您在问题中显示的数学直到最后都是绝对正确的。正是在那里,您错过了一个步骤 - 结果仍然处于预乘 Alpha 模式,并且必须“未相乘”回到 PixelFormat32bppARGB 格式。乘法的反面是除法,因此:
您已经表达了对除法可能会产生严重超出范围的结果的担忧,但这不会发生。如果您进行数学计算,您会发现由于预乘步骤的原因,红色、绿色和蓝色值不能大于 alpha 值。如果您使用的过滤器比简单的框模糊更复杂,则可能是这样,但即使您不使用 Alpha,情况也会如此!正确的反应是限制结果,将负数转为 0,将大于 255 的任何值转为 255。
tkerwin has already provided the correct answer, but it seems to need further explanation.
The math you've shown in your question is absolutely correct, right up until the end. It is there that you're missing a step - the results are still in a pre-multiplied alpha mode, and must be "unmultiplied" back to the PixelFormat32bppARGB format. The opposite of a multiply is a divide, thus:
You've expressed a concern that the divide might create a result that is wildly out of range, but that won't happen. If you trace the math, you'll notice that the red, green, and blue values can't be greater than the alpha value, because of the pre-multiplication step.
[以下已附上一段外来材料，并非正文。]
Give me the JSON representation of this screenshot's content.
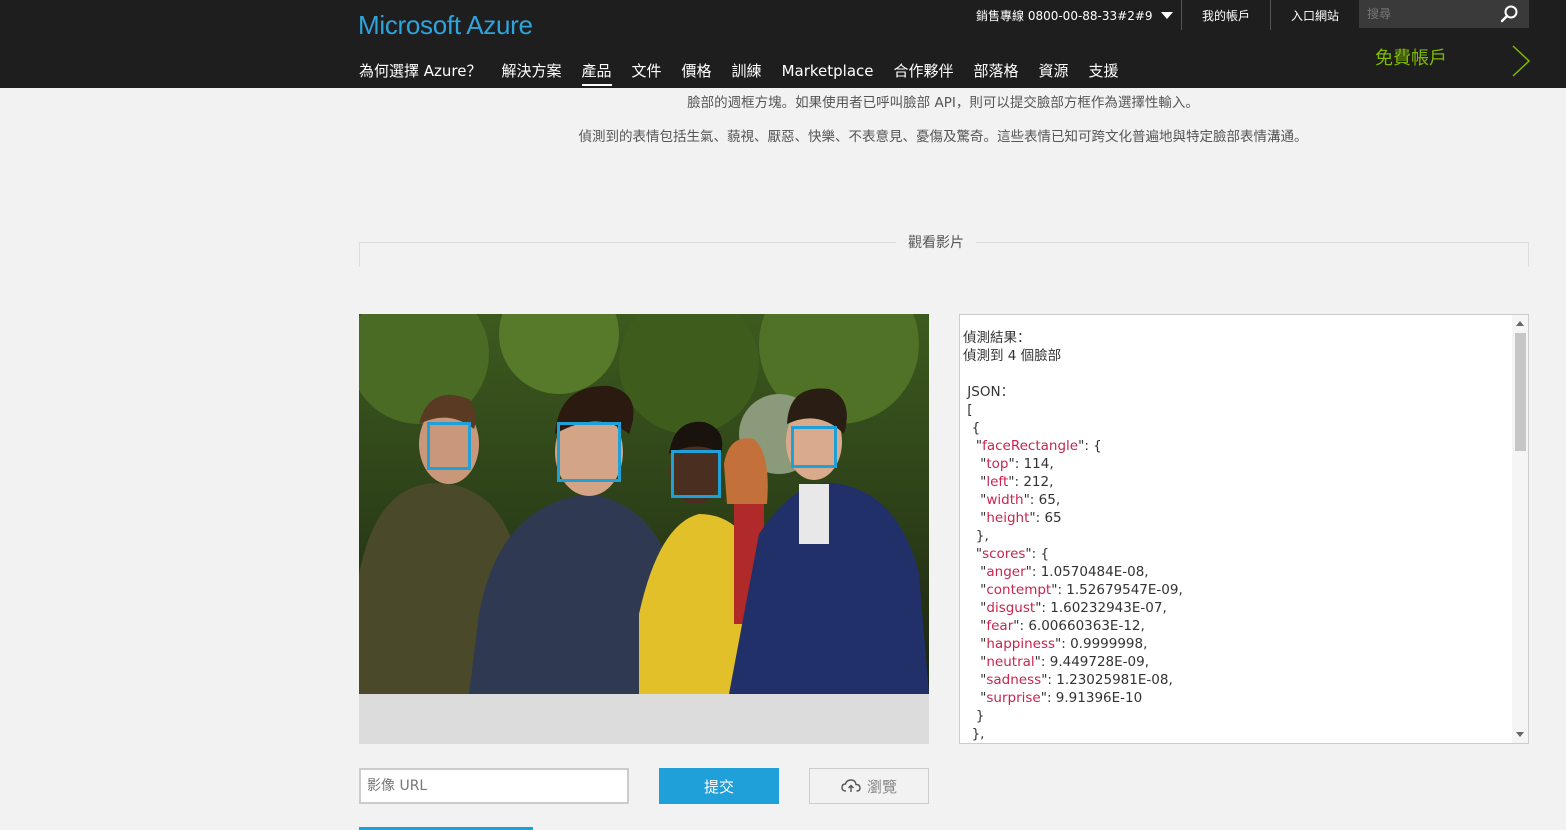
{
  "header": {
    "logo": "Microsoft Azure",
    "sales_line": "銷售專線 0800-00-88-33#2#9",
    "my_account": "我的帳戶",
    "portal": "入口網站",
    "search_placeholder": "搜尋",
    "free_account": "免費帳戶",
    "nav": [
      "為何選擇 Azure？",
      "解決方案",
      "產品",
      "文件",
      "價格",
      "訓練",
      "Marketplace",
      "合作夥伴",
      "部落格",
      "資源",
      "支援"
    ],
    "active_nav": "產品"
  },
  "content": {
    "para1": "臉部的週框方塊。如果使用者已呼叫臉部 API，則可以提交臉部方框作為選擇性輸入。",
    "para2": "偵測到的表情包括生氣、藐視、厭惡、快樂、不表意見、憂傷及驚奇。這些表情已知可跨文化普遍地與特定臉部表情溝通。",
    "video_label": "觀看影片"
  },
  "result": {
    "heading": "偵測結果：",
    "count_line": "偵測到 4 個臉部",
    "json_label": "JSON：",
    "face": {
      "top": "114",
      "left": "212",
      "width": "65",
      "height": "65"
    },
    "scores": [
      {
        "name": "anger",
        "value": "1.0570484E-08"
      },
      {
        "name": "contempt",
        "value": "1.52679547E-09"
      },
      {
        "name": "disgust",
        "value": "1.60232943E-07"
      },
      {
        "name": "fear",
        "value": "6.00660363E-12"
      },
      {
        "name": "happiness",
        "value": "0.9999998"
      },
      {
        "name": "neutral",
        "value": "9.449728E-09"
      },
      {
        "name": "sadness",
        "value": "1.23025981E-08"
      },
      {
        "name": "surprise",
        "value": "9.91396E-10"
      }
    ]
  },
  "controls": {
    "url_placeholder": "影像 URL",
    "submit_label": "提交",
    "browse_label": "瀏覽"
  },
  "colors": {
    "accent": "#1fa0d8",
    "free_green": "#7fba00",
    "header_bg": "#1e1e1e"
  }
}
If you were using a more complicated filter than a simple box blur it might be a possibility, but that would be the case even if you weren't using alpha! The correct response is to clamp the result, turning negative numbers into 0 and anything greater than 255 into 255.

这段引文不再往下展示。